[This is a guest blog by one of our Athletic Interns, Jesse Wang, an Exercise Science student from the University of Oregon]
In order to perform at a high level, it is essential to train hard as well as recover from the training stress. The quicker you are able to recover from the workouts, the faster your progress will be. Inadequate recovery can lead to slow progress, overtraining, and/or injury. Active recovery, contrast showers, and self myofascial release can all increase the speed of recovery and lower the chance of injury.
Active recovery is low intensity exercise between high intensity training sessions. These workouts will increase capillary density and general fitness. An example of active recovery is when a sprinter does tempo running (ex. 15x100m at 70%) between his speed days. Other examples include medicine ball circuits, long warmups, or light weightlifting circuits. Since the intensity is low, it is recommended to keep the rest periods low as well.
Contrast showers increase the rate of recovery by improving blood circulation. The increased blood circulation will help increase the amount of nutrients to the muscles. One way to perform a contrast shower is having 3 minutes of hot water followed by 1 minute of cold water. Repeat this cycle three or four times.

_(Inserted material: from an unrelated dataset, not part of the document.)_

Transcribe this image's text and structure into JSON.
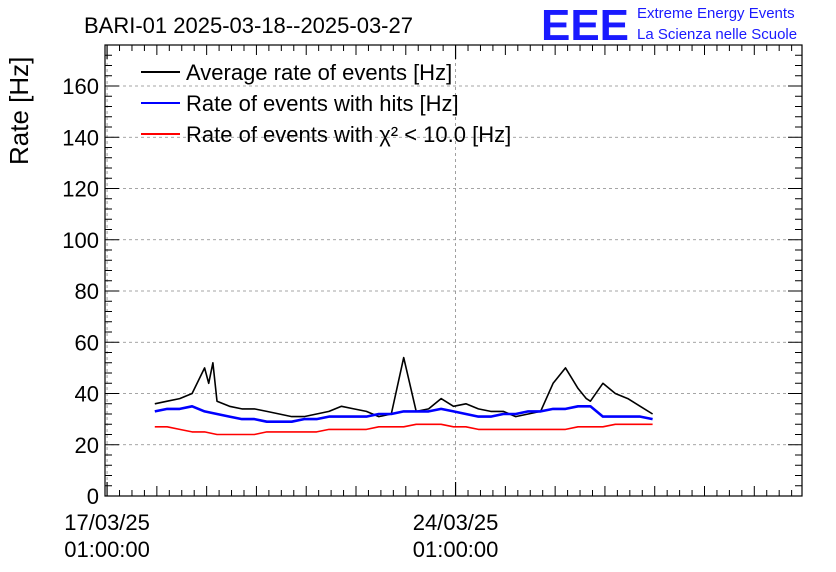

Self myofascial release is more commonly known as foam rolling. Foam rolling can get the knots out of tight muscles. This will lead to increased mobility as well as a decreased chance of muscle tears. The IT band and lats are especially painful but it is important not to neglect painful areas. Foam rolling will hurt at first, but the pain will decrease as the tissue quality improves over time.
These activities can help you recover in between training sessions. Paying attention to recovery and will distance yourself from the competition. It can help increase your work capacity, fitness, and reduce the chance of injury.